Production Hardening Checklist
- Nginx rate limiting configured (done above)
- HSTS header with
includeSubDomains - Ollama port NOT published in Docker Compose
-
ENABLE_SIGNUP=falseafter admin account creation - LDAP service account is read-only, scoped to user OU
- LDAP connection uses TLS (port 636, not 389)
-
.envfile has600permissions, excluded from git -
WEBUI_SECRET_KEYis random 64+ character hex - Daily backup of
./data/openwebui/webui.db - Log rotation configured for Docker container logs
- Firewall: only ports 80 and 443 open externally
For log rotation, add this to /etc/docker/daemon.json:
{
"log-driver": "json-file",
"log-opts": {
"max-size": "50m",
"max-file": "5"
}
}
Restart Docker after changing daemon config.
Day-Two Operations
Adding a new model: docker exec -it ollama ollama pull modelname. It appears in Open WebUI immediately. No restart needed.
Restricting model access by user role: Open WebUI has a role system — users can be Admins, regular Users, or pending. You can expose specific models only to certain roles from the admin panel under Workspace → Models.
Monitoring inference load: docker exec -it ollama ollama ps shows currently loaded models and their GPU/CPU layer split. For proper metrics, Ollama exposes a /api/version and model-level stats — wire it to Prometheus with the community exporter if you care about utilization dashboards.

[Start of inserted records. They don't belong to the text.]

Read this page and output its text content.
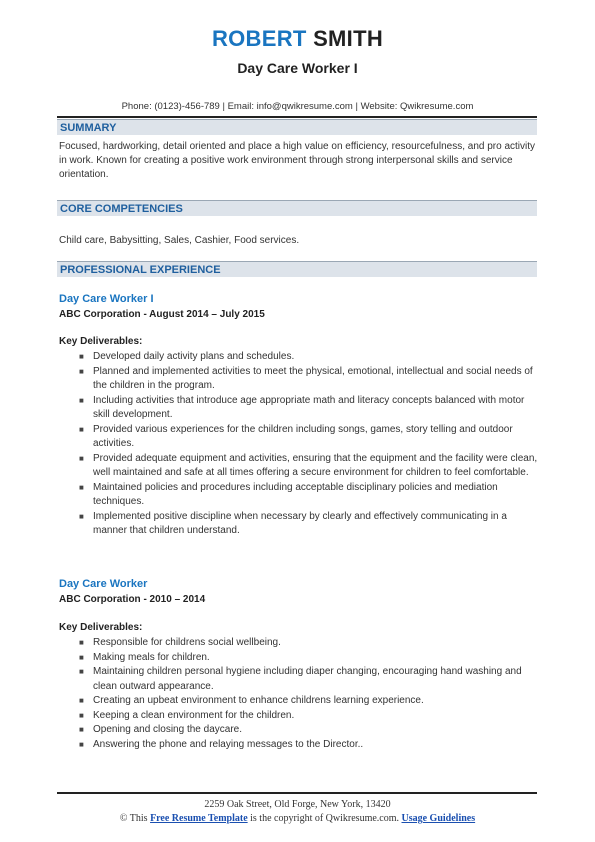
ROBERT SMITH
Day Care Worker I
Phone: (0123)-456-789 | Email: info@qwikresume.com | Website: Qwikresume.com
SUMMARY
Focused, hardworking, detail oriented and place a high value on efficiency, resourcefulness, and pro activity in work. Known for creating a positive work environment through strong interpersonal skills and service orientation.
CORE COMPETENCIES
Child care, Babysitting, Sales, Cashier, Food services.
PROFESSIONAL EXPERIENCE
Day Care Worker I
ABC Corporation - August 2014 – July 2015
Key Deliverables:
■ Developed daily activity plans and schedules.
■ Planned and implemented activities to meet the physical, emotional, intellectual and social needs of the children in the program.
■ Including activities that introduce age appropriate math and literacy concepts balanced with motor skill development.
■ Provided various experiences for the children including songs, games, story telling and outdoor activities.
■ Provided adequate equipment and activities, ensuring that the equipment and the facility were clean, well maintained and safe at all times offering a secure environment for children to feel comfortable.
■ Maintained policies and procedures including acceptable disciplinary policies and mediation techniques.
■ Implemented positive discipline when necessary by clearly and effectively communicating in a manner that children understand.
Day Care Worker
ABC Corporation - 2010 – 2014
Key Deliverables:
■ Responsible for childrens social wellbeing.
■ Making meals for children.
■ Maintaining children personal hygiene including diaper changing, encouraging hand washing and clean outward appearance.
■ Creating an upbeat environment to enhance childrens learning experience.
■ Keeping a clean environment for the children.
■ Opening and closing the daycare.
■ Answering the phone and relaying messages to the Director..
2259 Oak Street, Old Forge, New York, 13420
© This Free Resume Template is the copyright of Qwikresume.com. Usage Guidelines
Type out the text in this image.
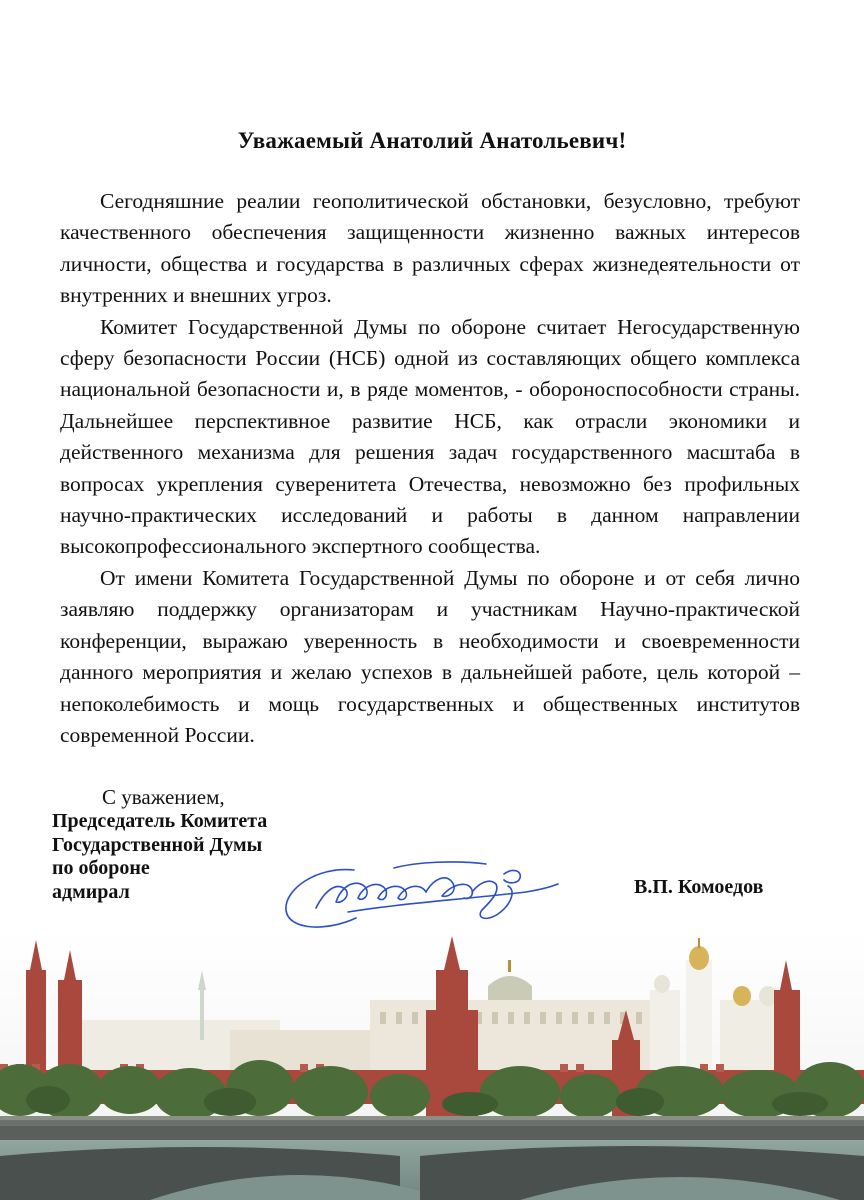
Уважаемый Анатолий Анатольевич!

Сегодняшние реалии геополитической обстановки, безусловно, требуют качественного обеспечения защищенности жизненно важных интересов личности, общества и государства в различных сферах жизнедеятельности от внутренних и внешних угроз.

Комитет Государственной Думы по обороне считает Негосударственную сферу безопасности России (НСБ) одной из составляющих общего комплекса национальной безопасности и, в ряде моментов, - обороноспособности страны. Дальнейшее перспективное развитие НСБ, как отрасли экономики и действенного механизма для решения задач государственного масштаба в вопросах укрепления суверенитета Отечества, невозможно без профильных научно-практических исследований и работы в данном направлении высокопрофессионального экспертного сообщества.

От имени Комитета Государственной Думы по обороне и от себя лично заявляю поддержку организаторам и участникам Научно-практической конференции, выражаю уверенность в необходимости и своевременности данного мероприятия и желаю успехов в дальнейшей работе, цель которой – непоколебимость и мощь государственных и общественных институтов современной России.

С уважением,
Председатель Комитета
Государственной Думы
по обороне
адмирал	В.П. Комоедов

Upgrading: Pull the new image, bring down the stack, bring it back up. The SQLite DB handles schema migrations automatically on startup. Watch the logs on first boot after an upgrade.
docker compose pull
docker compose down
docker compose up -d
docker compose logs -f open-webui
This stack handles a team of 20–50 comfortably on a single well-specced server. Your data stays on your hardware, access is tied to your existing directory, and you’re not dependent on any third-party uptime or pricing decisions. The whole thing costs whatever your server hardware costs, which after the first year is essentially nothing compared to per-seat SaaS pricing at scale.